Zudem werden Elektroautos von Jahr zu Jahr weniger CO2 ausstoßen. Und zwar in dem Maße, in dem unser Strom-Mix verstärkt aus regenerativen Energien besteht.
Die Zeit der Benziner und Diesel geht also definitiv dem Ende entgegen?
Prof. Dr. Schmülling: Verbrennungsmotoren werden irgendwann nicht mehr wirtschaftlich sein. E-Autos sind einfacher aufgebaut und werden über kurz oder lang günstiger in der Produktion sein. Und wenn der Anteil der regenerativen Energien an unserem Strom-Mix weiter steigt, sinken auch die Betriebskosten. Die Sonne muss schlicht und ergreifend nicht bezahlt werden.
Diesem Effekt entgegen wirken allerdings Funde neuer Ölquellen. Zum Beispiel in den USA oder in Bahrain. Dadurch sinkt der Ölpreis vorübergehend, und Verbrennungsmotoren werden wieder attraktiver. Aber die fossilen Brennstoffe unseres Planeten sind nun mal endlich.
Schwierig bleibt indes nach wie vor das Thema Infrastruktur: Ladestationen für E-Autos haben eher Seltenheitswert.
Prof. Dr. Schmülling: Das stimmt leider. Wer kein Eigenheim hat, hat beim Laden der Batterie ein Problem. Bei der Lösung spielt natürlich auch der politische Wille eine Rolle. Nicht zu vergessen die Prioritäten der Autohersteller.
Am Lehrstuhl für Elektromobilität und Energiespeichersysteme befassen wir uns daher auch mit Ladetechnologie, genauer: mit berührungslosem Laden ohne Stecker & Co. Das ist natürlich sehr komfortabel, birgt aber auch viele Herausforderungen. Unsere Forschungen beinhalten die funktionale Sicherheit, die Steigerung des Systemwirkungsgrades, die Einsparung notwendiger Komponenten sowie die Entwicklung neuer Übertragungstopologien, die den Anforderungen der Automobilindustrie gerecht werden.

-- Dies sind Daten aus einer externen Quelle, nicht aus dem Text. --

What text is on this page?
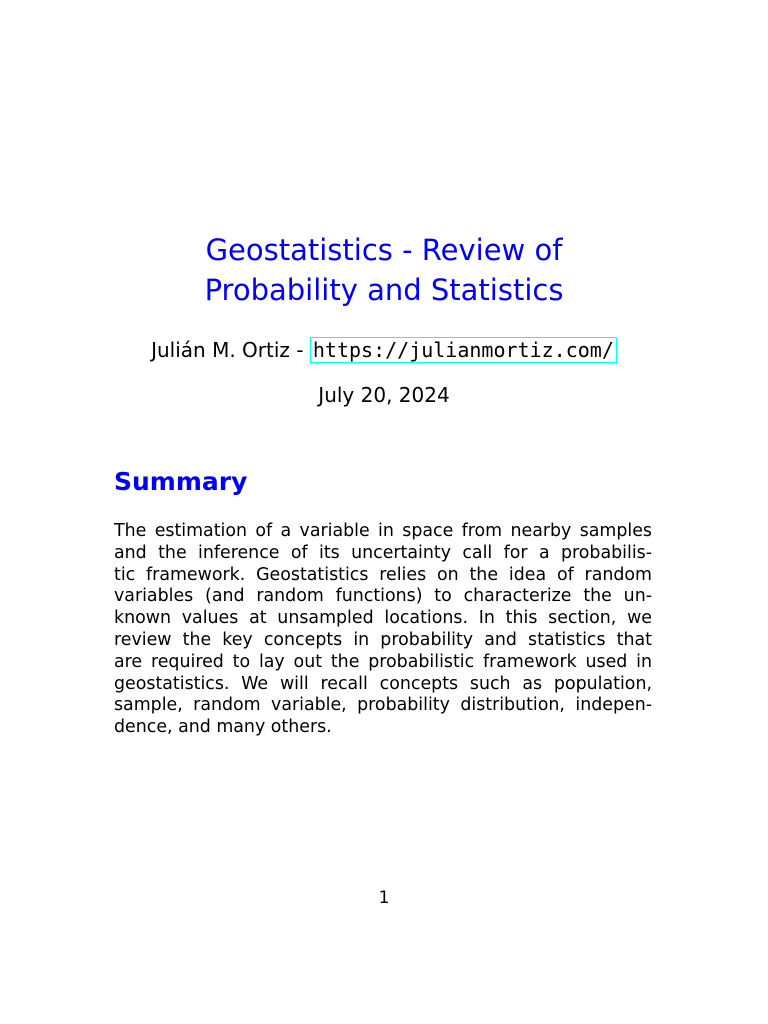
Geostatistics - Review of
Probability and Statistics
Julián M. Ortiz - https://julianmortiz.com/
July 20, 2024
Summary
The estimation of a variable in space from nearby samples
and the inference of its uncertainty call for a probabilis-
tic framework. Geostatistics relies on the idea of random
variables (and random functions) to characterize the un-
known values at unsampled locations. In this section, we
review the key concepts in probability and statistics that
are required to lay out the probabilistic framework used in
geostatistics. We will recall concepts such as population,
sample, random variable, probability distribution, indepen-
dence, and many others.
1
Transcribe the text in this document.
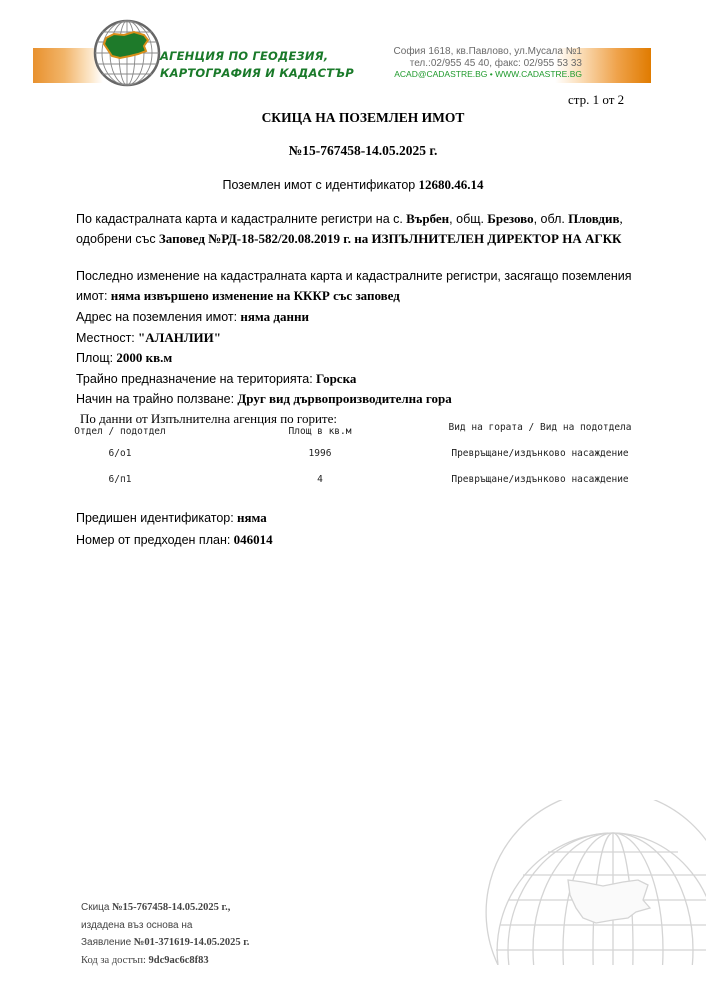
АГЕНЦИЯ ПО ГЕОДЕЗИЯ,
КАРТОГРАФИЯ И КАДАСТЪР
София 1618, кв.Павлово, ул.Мусала №1
тел.:02/955 45 40, факс: 02/955 53 33
ACAD@CADASTRE.BG • WWW.CADASTRE.BG
стр. 1 от 2
СКИЦА НА ПОЗЕМЛЕН ИМОТ
№15-767458-14.05.2025 г.
Поземлен имот с идентификатор 12680.46.14
По кадастралната карта и кадастралните регистри на с. Върбен, общ. Брезово, обл. Пловдив, одобрени със Заповед №РД-18-582/20.08.2019 г. на ИЗПЪЛНИТЕЛЕН ДИРЕКТОР НА АГКК
Последно изменение на кадастралната карта и кадастралните регистри, засягащо поземления имот: няма извършено изменение на КККР със заповед
Адрес на поземления имот: няма данни
Местност: "АЛАНЛИИ"
Площ: 2000 кв.м
Трайно предназначение на територията: Горска
Начин на трайно ползване: Друг вид дървопроизводителна гора
По данни от Изпълнителна агенция по горите:
Отдел / подотдел	Площ в кв.м	Вид на гората / Вид на подотдела
6/о1	1996	Превръщане/издънково насаждение
6/п1	4	Превръщане/издънково насаждение
Предишен идентификатор: няма
Номер от предходен план: 046014
Скица №15-767458-14.05.2025 г.,
издадена въз основа на
Заявление №01-371619-14.05.2025 г.
Код за достъп: 9dc9ac6c8f83
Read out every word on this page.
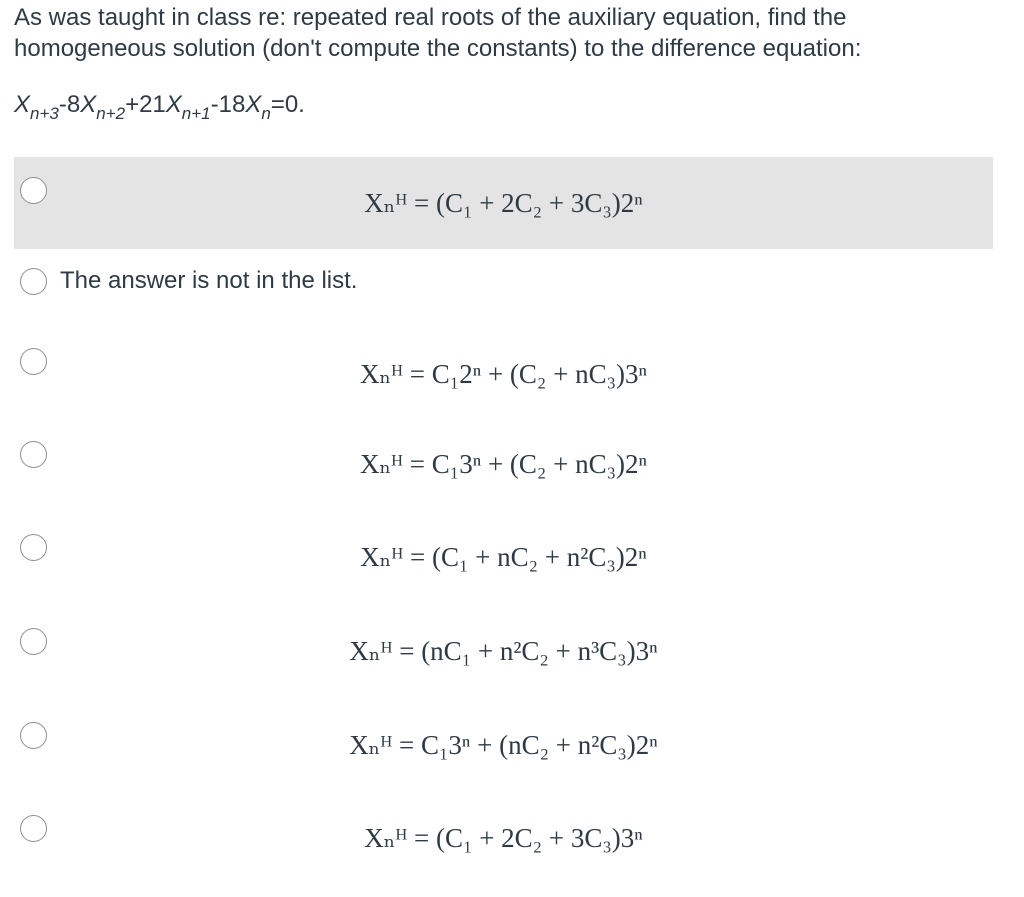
As was taught in class re: repeated real roots of the auxiliary equation, find the homogeneous solution (don't compute the constants) to the difference equation:
$X_{n+3}-8X_{n+2}+21X_{n+1}-18X_n=0$.
Xₙᴴ = (C₁ + 2C₂ + 3C₃)2ⁿ
The answer is not in the list.
Xₙᴴ = C₁2ⁿ + (C₂ + nC₃)3ⁿ
Xₙᴴ = C₁3ⁿ + (C₂ + nC₃)2ⁿ
Xₙᴴ = (C₁ + nC₂ + n²C₃)2ⁿ
Xₙᴴ = (nC₁ + n²C₂ + n³C₃)3ⁿ
Xₙᴴ = C₁3ⁿ + (nC₂ + n²C₃)2ⁿ
Xₙᴴ = (C₁ + 2C₂ + 3C₃)3ⁿ
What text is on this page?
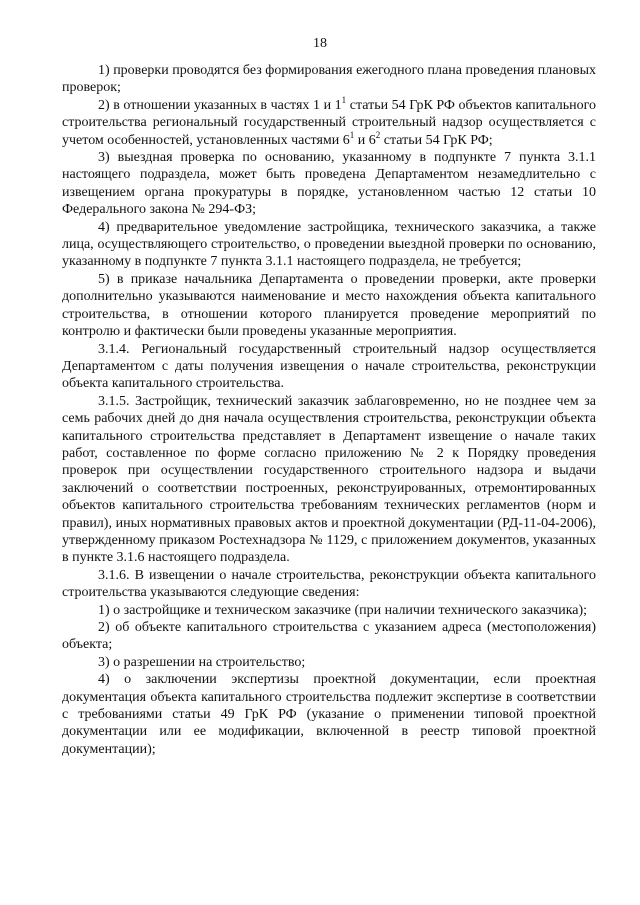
18

1) проверки проводятся без формирования ежегодного плана проведения плановых проверок;

2) в отношении указанных в частях 1 и $1^1$ статьи 54 ГрК РФ объектов капитального строительства региональный государственный строительный надзор осуществляется с учетом особенностей, установленных частями $6^1$ и $6^2$ статьи 54 ГрК РФ;

3) выездная проверка по основанию, указанному в подпункте 7 пункта 3.1.1 настоящего подраздела, может быть проведена Департаментом незамедлительно с извещением органа прокуратуры в порядке, установленном частью 12 статьи 10 Федерального закона № 294-ФЗ;

4) предварительное уведомление застройщика, технического заказчика, а также лица, осуществляющего строительство, о проведении выездной проверки по основанию, указанному в подпункте 7 пункта 3.1.1 настоящего подраздела, не требуется;

5) в приказе начальника Департамента о проведении проверки, акте проверки дополнительно указываются наименование и место нахождения объекта капитального строительства, в отношении которого планируется проведение мероприятий по контролю и фактически были проведены указанные мероприятия.

3.1.4. Региональный государственный строительный надзор осуществляется Департаментом с даты получения извещения о начале строительства, реконструкции объекта капитального строительства.

3.1.5. Застройщик, технический заказчик заблаговременно, но не позднее чем за семь рабочих дней до дня начала осуществления строительства, реконструкции объекта капитального строительства представляет в Департамент извещение о начале таких работ, составленное по форме согласно приложению № 2 к Порядку проведения проверок при осуществлении государственного строительного надзора и выдачи заключений о соответствии построенных, реконструированных, отремонтированных объектов капитального строительства требованиям технических регламентов (норм и правил), иных нормативных правовых актов и проектной документации (РД-11-04-2006), утвержденному приказом Ростехнадзора № 1129, с приложением документов, указанных в пункте 3.1.6 настоящего подраздела.

3.1.6. В извещении о начале строительства, реконструкции объекта капитального строительства указываются следующие сведения:

1) о застройщике и техническом заказчике (при наличии технического заказчика);

2) об объекте капитального строительства с указанием адреса (местоположения) объекта;

3) о разрешении на строительство;

4) о заключении экспертизы проектной документации, если проектная документация объекта капитального строительства подлежит экспертизе в соответствии с требованиями статьи 49 ГрК РФ (указание о применении типовой проектной документации или ее модификации, включенной в реестр типовой проектной документации);
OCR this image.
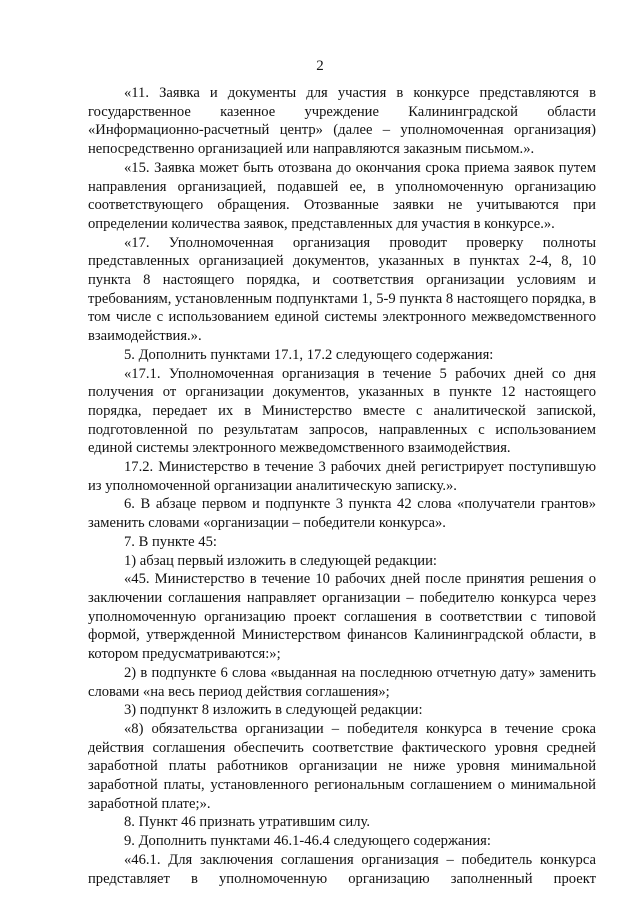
2

«11. Заявка и документы для участия в конкурсе представляются в государственное казенное учреждение Калининградской области «Информационно-расчетный центр» (далее – уполномоченная организация) непосредственно организацией или направляются заказным письмом.».

«15. Заявка может быть отозвана до окончания срока приема заявок путем направления организацией, подавшей ее, в уполномоченную организацию соответствующего обращения. Отозванные заявки не учитываются при определении количества заявок, представленных для участия в конкурсе.».

«17. Уполномоченная организация проводит проверку полноты представленных организацией документов, указанных в пунктах 2-4, 8, 10 пункта 8 настоящего порядка, и соответствия организации условиям и требованиям, установленным подпунктами 1, 5-9 пункта 8 настоящего порядка, в том числе с использованием единой системы электронного межведомственного взаимодействия.».

5. Дополнить пунктами 17.1, 17.2 следующего содержания:

«17.1. Уполномоченная организация в течение 5 рабочих дней со дня получения от организации документов, указанных в пункте 12 настоящего порядка, передает их в Министерство вместе с аналитической запиской, подготовленной по результатам запросов, направленных с использованием единой системы электронного межведомственного взаимодействия.

17.2. Министерство в течение 3 рабочих дней регистрирует поступившую из уполномоченной организации аналитическую записку.».

6. В абзаце первом и подпункте 3 пункта 42 слова «получатели грантов» заменить словами «организации – победители конкурса».

7. В пункте 45:

1) абзац первый изложить в следующей редакции:

«45. Министерство в течение 10 рабочих дней после принятия решения о заключении соглашения направляет организации – победителю конкурса через уполномоченную организацию проект соглашения в соответствии с типовой формой, утвержденной Министерством финансов Калининградской области, в котором предусматриваются:»;

2) в подпункте 6 слова «выданная на последнюю отчетную дату» заменить словами «на весь период действия соглашения»;

3) подпункт 8 изложить в следующей редакции:

«8) обязательства организации – победителя конкурса в течение срока действия соглашения обеспечить соответствие фактического уровня средней заработной платы работников организации не ниже уровня минимальной заработной платы, установленного региональным соглашением о минимальной заработной плате;».

8. Пункт 46 признать утратившим силу.

9. Дополнить пунктами 46.1-46.4 следующего содержания:

«46.1. Для заключения соглашения организация – победитель конкурса представляет в уполномоченную организацию заполненный проект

Wo liegen weitere Schwerpunkte Ihrer Forschung?
Prof. Dr. Schmülling: Wir untersuchen Möglichkeiten von Elektromobilität für den öffentlichen Personennahverkehr sowie den betrieblichen Verkehr. Müllabfuhr oder Straßenreinigung beispielsweise. Wir befassen uns auch mit dem Folgenutzen von Batterien oder der Live-Erfassung von Fahrzeugmasse. Das ist u.a. hilfreich, um die Reichweite eines Fahrzeuges zu berechnen.
Ein weiteres Projekt treiben wir mit Kolleginnen und Kollegen aus Brasilien voran. Dort geht es um die Frage, wie E-Traktoren die Situation von brasilianischen Kleinbauern verbessern, Landflucht verhindern und die Nahrungsmittelversorgung verbessern können.